South Korean medical AI company Lunit has recently secured deals with hospitals in Europe, where the medical device market – the second largest after the North American market – is worth $155 billion.
It won the contract to supply a lung disease screening solution to TeleDiag, the largest teleradiology group in France.
Lunit was also chosen to provide a mammography analysis solution to the central region branch of the Liga Portuguesa Contra o Cancro (Portuguese League Against Cancer), which oversees Portugal’s national breast cancer screening programme. The organisation aims to use Lunit’s AI to analyse about 100,000 mammograms annually for the next three years.
Another Korean company, Coreline Soft, bagged contracts in Europe to supply its AI screening software.
Following a competitive bidding process, it will provide the University Hospital Lausanne in Switzerland with its flagship product, AVIEW LCS Plus, which uses AI to identify lung nodules, pulmonary emphysema, and coronary artery calcification in chest X-rays.
The same software is also being implemented in the respective lung disease research of two French hospitals, the Bichat–Claude Bernard Hospital under Europe’s largest hospital system, Assistance Publique–Hôpitaux de Paris, and the private, not-for-profit Foch Hospital in Suresnes, a commune in western Paris.
Hospital del Mar, a general hospital in Barcelona, Spain, is also adopting Coreline’s AI screening tool for its clinical research on lung cancer. The hospital is part of the European lung cancer screening project, 4-In-The-Lung-Run, of which Coreline is also a technology partner.

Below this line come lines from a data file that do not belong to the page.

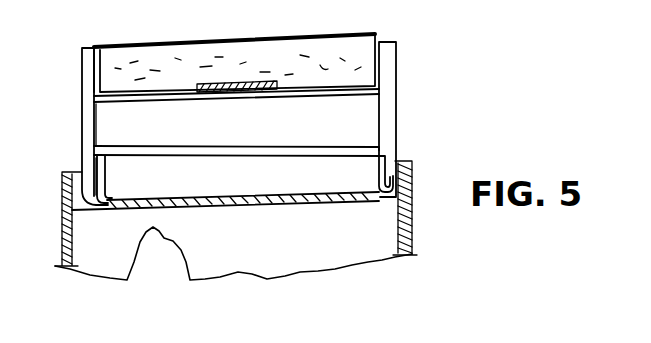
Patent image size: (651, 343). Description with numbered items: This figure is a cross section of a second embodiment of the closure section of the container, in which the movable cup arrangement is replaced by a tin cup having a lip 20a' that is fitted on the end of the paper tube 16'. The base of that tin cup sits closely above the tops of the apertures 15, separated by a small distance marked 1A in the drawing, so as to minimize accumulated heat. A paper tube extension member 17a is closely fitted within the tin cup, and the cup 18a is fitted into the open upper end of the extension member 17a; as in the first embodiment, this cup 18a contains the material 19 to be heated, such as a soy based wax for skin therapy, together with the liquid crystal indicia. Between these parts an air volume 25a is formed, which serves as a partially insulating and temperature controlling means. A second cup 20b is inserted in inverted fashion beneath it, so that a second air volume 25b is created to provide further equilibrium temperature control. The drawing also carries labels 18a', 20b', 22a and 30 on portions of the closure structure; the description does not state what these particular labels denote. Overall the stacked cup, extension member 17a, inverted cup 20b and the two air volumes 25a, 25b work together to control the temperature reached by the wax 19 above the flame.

The apertures 15 is at (175, 258).
The paper tube 16' is at (420, 208).
The paper tube extension member 17a is at (396, 108).
The cup 18a is at (406, 106).
The upright post 18a' is at (108, 110).
The material 19 is at (290, 45).
The lip 20a' is at (54, 206).
The cup 20b is at (243, 159).
The channel member end 20b' is at (110, 211).
The bottom board 22a is at (304, 203).
The air volume 25a is at (275, 134).
The second air volume 25b is at (283, 188).
The fastening strip 30 is at (243, 83).
The detail marker 1A is at (176, 217).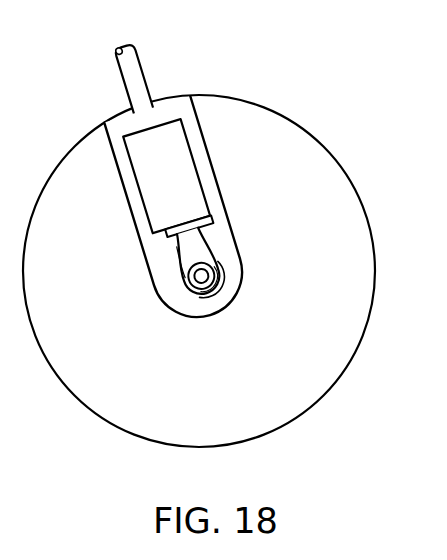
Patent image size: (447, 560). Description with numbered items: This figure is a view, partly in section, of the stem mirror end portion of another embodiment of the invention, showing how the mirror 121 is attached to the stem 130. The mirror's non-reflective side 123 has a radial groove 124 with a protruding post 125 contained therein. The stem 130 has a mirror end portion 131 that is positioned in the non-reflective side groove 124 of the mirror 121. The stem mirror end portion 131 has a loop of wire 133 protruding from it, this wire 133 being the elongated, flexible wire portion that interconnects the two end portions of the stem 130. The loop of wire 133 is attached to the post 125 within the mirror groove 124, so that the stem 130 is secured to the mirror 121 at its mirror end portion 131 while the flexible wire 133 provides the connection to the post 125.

The mirror 121 is at (80, 402).
The non-reflective side 123 is at (223, 380).
The radial groove 124 is at (223, 245).
The protruding post 125 is at (222, 278).
The stem 130 is at (145, 77).
The mirror end portion 131 is at (197, 187).
The wire portion 133 is at (180, 258).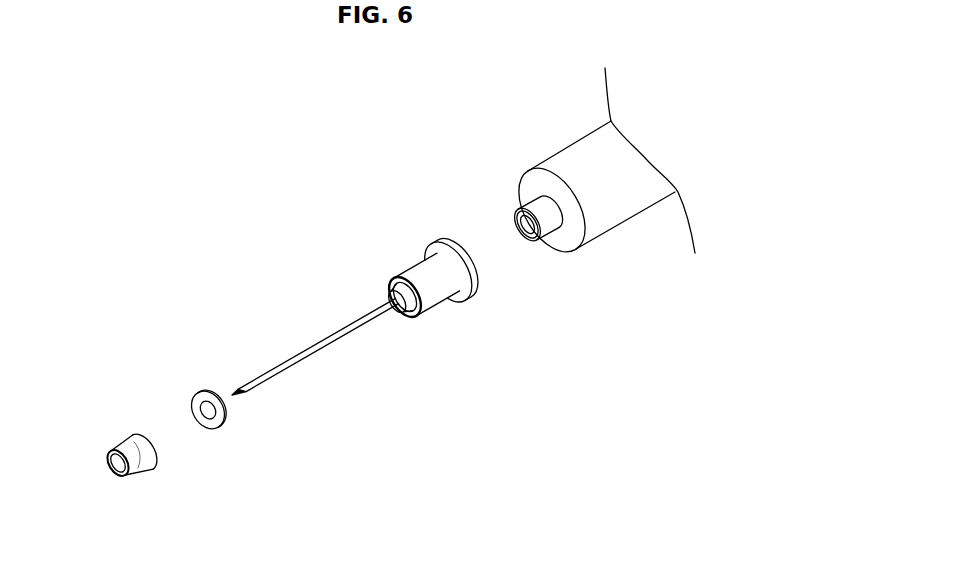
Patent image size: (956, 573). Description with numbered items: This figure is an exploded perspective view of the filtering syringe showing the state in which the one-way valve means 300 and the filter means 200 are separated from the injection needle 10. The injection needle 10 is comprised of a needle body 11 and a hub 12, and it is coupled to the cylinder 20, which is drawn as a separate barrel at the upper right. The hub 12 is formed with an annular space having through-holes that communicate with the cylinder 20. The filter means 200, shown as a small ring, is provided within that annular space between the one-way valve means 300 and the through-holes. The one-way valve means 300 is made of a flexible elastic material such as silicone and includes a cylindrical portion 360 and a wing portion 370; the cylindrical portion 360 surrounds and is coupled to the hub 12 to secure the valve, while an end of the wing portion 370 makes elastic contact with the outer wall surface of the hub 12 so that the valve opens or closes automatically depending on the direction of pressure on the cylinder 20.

The injection needle 10 is at (364, 302).
The needle body 11 is at (337, 338).
The hub 12 is at (430, 287).
The cylinder 20 is at (573, 158).
The filter means 200 is at (192, 390).
The one-way valve means 300 is at (119, 439).
The cylindrical portion 360 is at (133, 472).
The wing portion 370 is at (110, 432).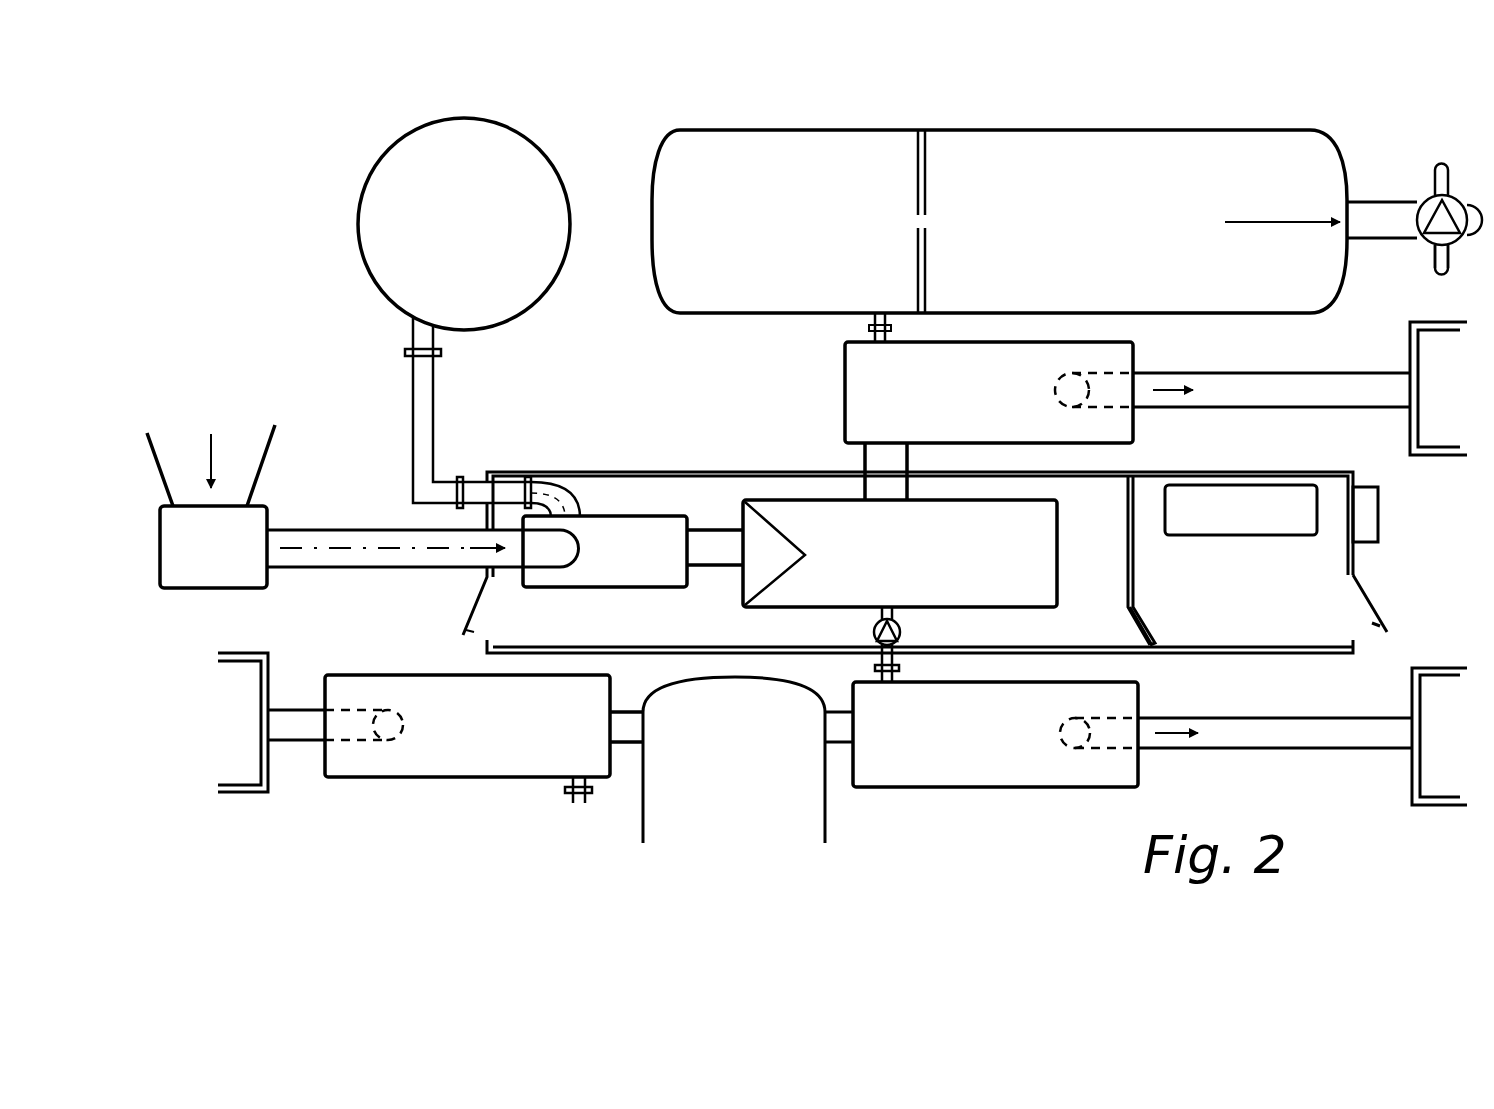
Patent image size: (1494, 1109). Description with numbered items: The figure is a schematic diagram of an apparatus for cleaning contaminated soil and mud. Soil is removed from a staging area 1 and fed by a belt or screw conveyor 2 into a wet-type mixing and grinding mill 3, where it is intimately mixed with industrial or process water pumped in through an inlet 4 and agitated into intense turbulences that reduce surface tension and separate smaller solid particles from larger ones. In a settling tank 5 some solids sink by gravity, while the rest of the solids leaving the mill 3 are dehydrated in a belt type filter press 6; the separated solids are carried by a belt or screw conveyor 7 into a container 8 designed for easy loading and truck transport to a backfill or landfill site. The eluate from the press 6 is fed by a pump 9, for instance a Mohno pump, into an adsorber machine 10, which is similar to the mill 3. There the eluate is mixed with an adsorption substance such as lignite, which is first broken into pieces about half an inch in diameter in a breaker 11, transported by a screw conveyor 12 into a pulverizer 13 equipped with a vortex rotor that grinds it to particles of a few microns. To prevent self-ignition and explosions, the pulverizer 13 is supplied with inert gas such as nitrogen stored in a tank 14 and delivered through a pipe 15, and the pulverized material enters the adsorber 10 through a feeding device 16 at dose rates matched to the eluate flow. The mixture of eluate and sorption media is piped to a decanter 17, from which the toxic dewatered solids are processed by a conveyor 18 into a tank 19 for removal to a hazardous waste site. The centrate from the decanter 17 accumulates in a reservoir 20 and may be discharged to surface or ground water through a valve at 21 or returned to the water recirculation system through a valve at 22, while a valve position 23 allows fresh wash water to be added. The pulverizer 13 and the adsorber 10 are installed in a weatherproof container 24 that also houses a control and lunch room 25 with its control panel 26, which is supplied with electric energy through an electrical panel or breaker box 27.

The staging area 1 is at (243, 722).
The belt or screw conveyor 2 is at (296, 724).
The wet-type mixing and grinding mill 3 is at (484, 726).
The inlet 4 is at (578, 808).
The settling tank 5 is at (748, 760).
The belt type filter press 6 is at (995, 734).
The belt or screw conveyor 7 is at (1275, 734).
The container 8 is at (1439, 736).
The pump 9 is at (897, 644).
The adsorber machine 10 is at (900, 553).
The breaker 11 is at (211, 506).
The conveyor 12 is at (423, 548).
The pulverizer 13 is at (633, 551).
The tank 14 is at (464, 224).
The pipe 15 is at (492, 417).
The feeding device 16 is at (775, 553).
The decanter 17 is at (989, 421).
The conveyor 18 is at (1271, 390).
The tank 19 is at (1438, 388).
The reservoir 20 is at (1034, 236).
The valve 21 is at (1455, 206).
The valve 22 is at (1450, 274).
The valve position 23 is at (1420, 201).
The weatherproof container 24 is at (1117, 560).
The control and lunch room 25 is at (1153, 610).
The control panel 26 is at (1241, 510).
The electrical panel or breaker box 27 is at (1383, 505).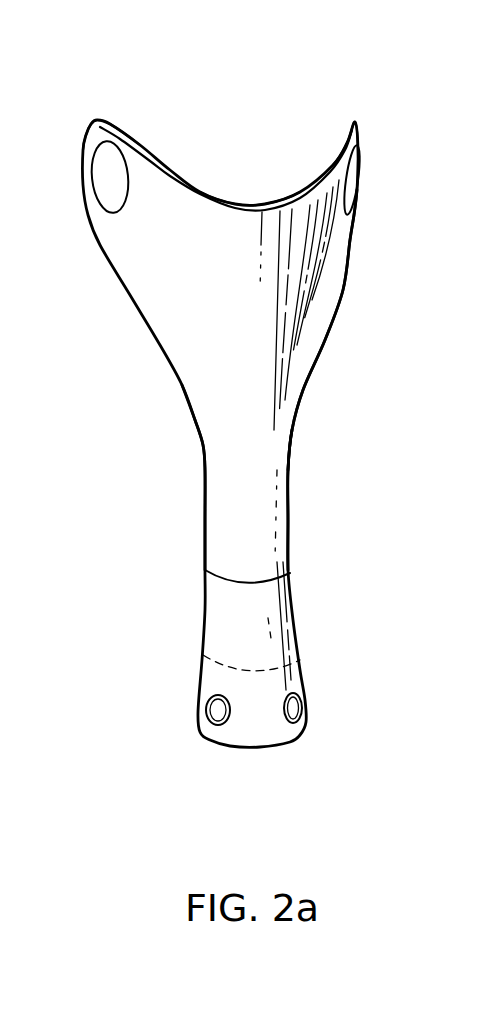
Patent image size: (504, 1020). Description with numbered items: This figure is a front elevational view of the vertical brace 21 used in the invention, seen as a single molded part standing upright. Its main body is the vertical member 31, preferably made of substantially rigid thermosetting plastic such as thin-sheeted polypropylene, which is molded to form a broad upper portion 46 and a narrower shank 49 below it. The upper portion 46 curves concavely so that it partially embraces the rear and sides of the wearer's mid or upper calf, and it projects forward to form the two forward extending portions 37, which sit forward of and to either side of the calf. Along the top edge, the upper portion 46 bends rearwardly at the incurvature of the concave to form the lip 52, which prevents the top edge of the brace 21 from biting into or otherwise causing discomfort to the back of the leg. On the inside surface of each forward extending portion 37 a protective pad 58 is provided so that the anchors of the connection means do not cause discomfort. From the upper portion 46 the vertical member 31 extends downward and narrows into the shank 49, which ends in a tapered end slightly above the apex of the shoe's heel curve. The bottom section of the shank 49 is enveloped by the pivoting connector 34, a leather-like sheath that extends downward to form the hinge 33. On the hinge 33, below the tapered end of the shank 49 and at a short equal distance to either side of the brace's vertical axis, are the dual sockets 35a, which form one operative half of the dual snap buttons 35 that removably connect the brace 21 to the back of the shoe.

The brace 21 is at (334, 367).
The vertical member 31 is at (297, 429).
The hinge 33 is at (307, 677).
The pivoting connector 34 is at (302, 612).
The dual snap buttons 35 is at (314, 703).
The dual sockets 35a is at (283, 718).
The forward extending portions 37 is at (93, 120).
The upper portion 46 is at (352, 284).
The shank 49 is at (297, 494).
The lip 52 is at (247, 204).
The protective pads 58 is at (113, 173).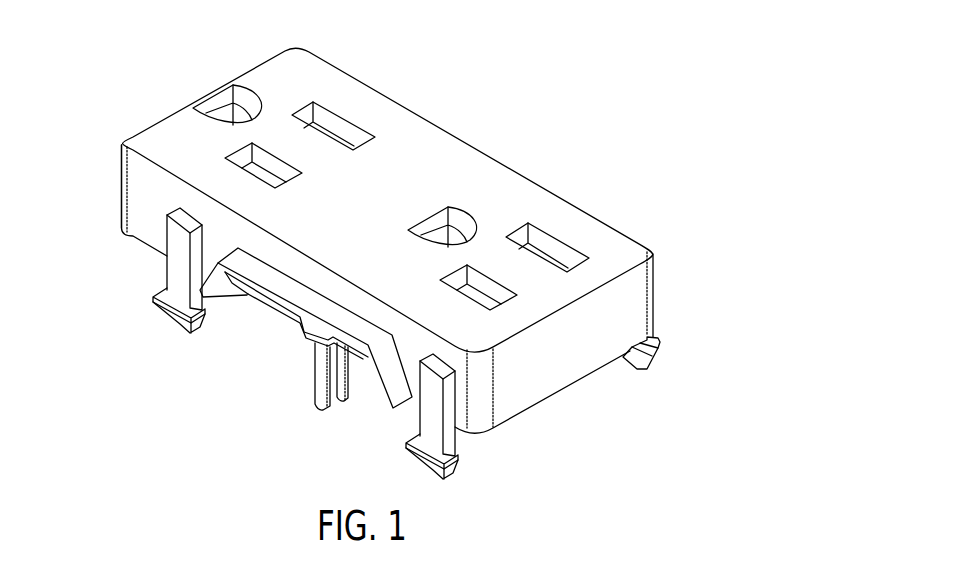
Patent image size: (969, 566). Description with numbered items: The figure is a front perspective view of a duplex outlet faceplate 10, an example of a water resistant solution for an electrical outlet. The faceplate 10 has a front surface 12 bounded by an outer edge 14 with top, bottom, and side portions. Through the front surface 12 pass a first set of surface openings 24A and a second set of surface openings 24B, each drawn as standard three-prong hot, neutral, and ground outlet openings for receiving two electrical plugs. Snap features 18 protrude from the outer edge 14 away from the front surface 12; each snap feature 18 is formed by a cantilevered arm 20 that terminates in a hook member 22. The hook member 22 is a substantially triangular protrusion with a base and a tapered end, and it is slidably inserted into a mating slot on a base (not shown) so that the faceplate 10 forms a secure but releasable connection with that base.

The duplex outlet faceplate 10 is at (490, 117).
The front surface 12 is at (463, 157).
The outer edge 14 is at (135, 190).
The snap features 18 is at (153, 263).
The cantilevered arm 20 is at (184, 277).
The hook member 22 is at (180, 322).
The first set of surface openings 24A is at (557, 253).
The second set of surface openings 24B is at (317, 118).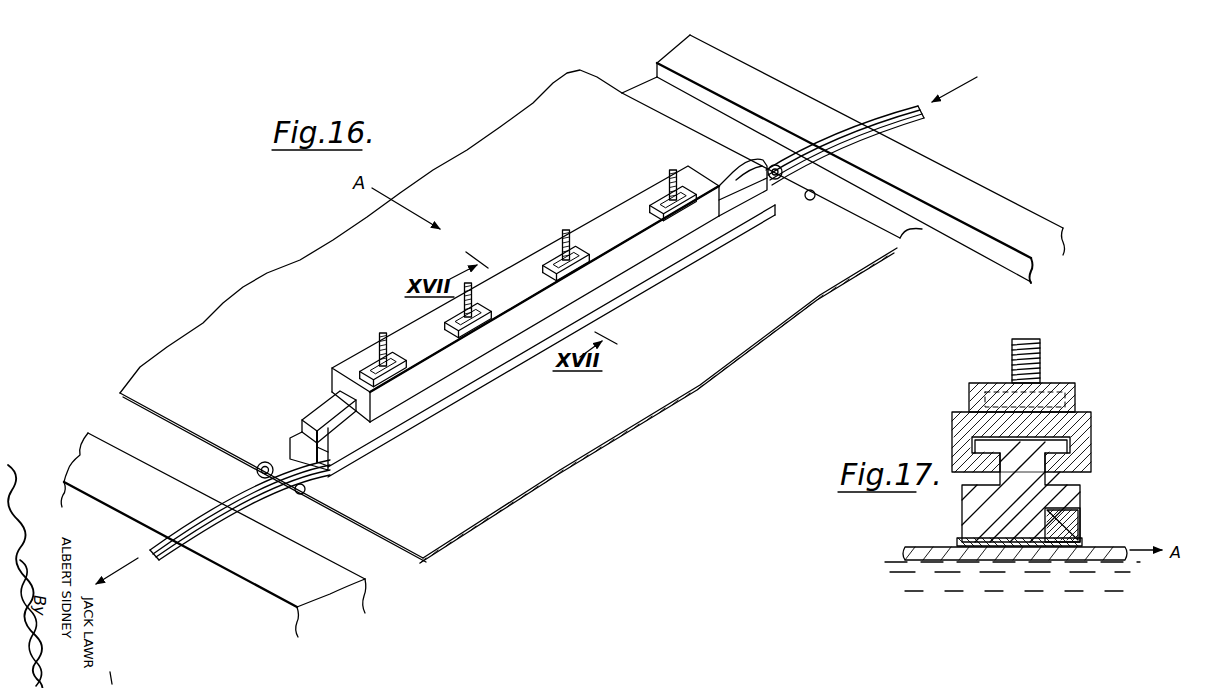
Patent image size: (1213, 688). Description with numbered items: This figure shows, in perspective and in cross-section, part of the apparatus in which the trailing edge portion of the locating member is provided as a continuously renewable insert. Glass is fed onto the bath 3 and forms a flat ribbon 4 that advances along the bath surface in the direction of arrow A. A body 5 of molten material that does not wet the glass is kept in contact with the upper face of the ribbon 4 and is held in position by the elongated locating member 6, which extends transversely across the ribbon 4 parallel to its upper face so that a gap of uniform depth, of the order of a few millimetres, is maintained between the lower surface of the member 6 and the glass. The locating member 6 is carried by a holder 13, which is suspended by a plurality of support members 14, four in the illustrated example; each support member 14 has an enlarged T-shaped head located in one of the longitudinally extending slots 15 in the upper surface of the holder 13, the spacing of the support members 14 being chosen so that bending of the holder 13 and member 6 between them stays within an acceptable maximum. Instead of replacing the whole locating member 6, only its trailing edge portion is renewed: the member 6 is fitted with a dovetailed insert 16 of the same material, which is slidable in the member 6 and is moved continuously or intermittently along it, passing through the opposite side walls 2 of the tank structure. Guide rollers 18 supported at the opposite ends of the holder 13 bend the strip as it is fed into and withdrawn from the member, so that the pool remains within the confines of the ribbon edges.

Omnichannel pharmacy chain Zeno Health has acquired e-pharmacy startup Tablt Pharmacy for an undisclosed amount, the Times of India reported.
The acquisition expands Zeno’s network to the rural communities of Eastern India. Tablt is currently serving 200,000 customers in nearly 300 franchises across Bengal, Odisha, Bihar and Jharkhand.
In the next five years, Zeno looks to grow its franchises to 1,000, co-founder and CEO Siddharth Gadia said.
Kakao Healthcare is collaborating with online startup Brave Company to develop exercise content for blood sugar management.
Their respective health and exercise experts will work together to create content, which will be released on Brave’s various healthcare platforms and Kakao’s latest mobile app, Pasta. Brave also seeks to tap online content creators to promote their upcoming exercise content.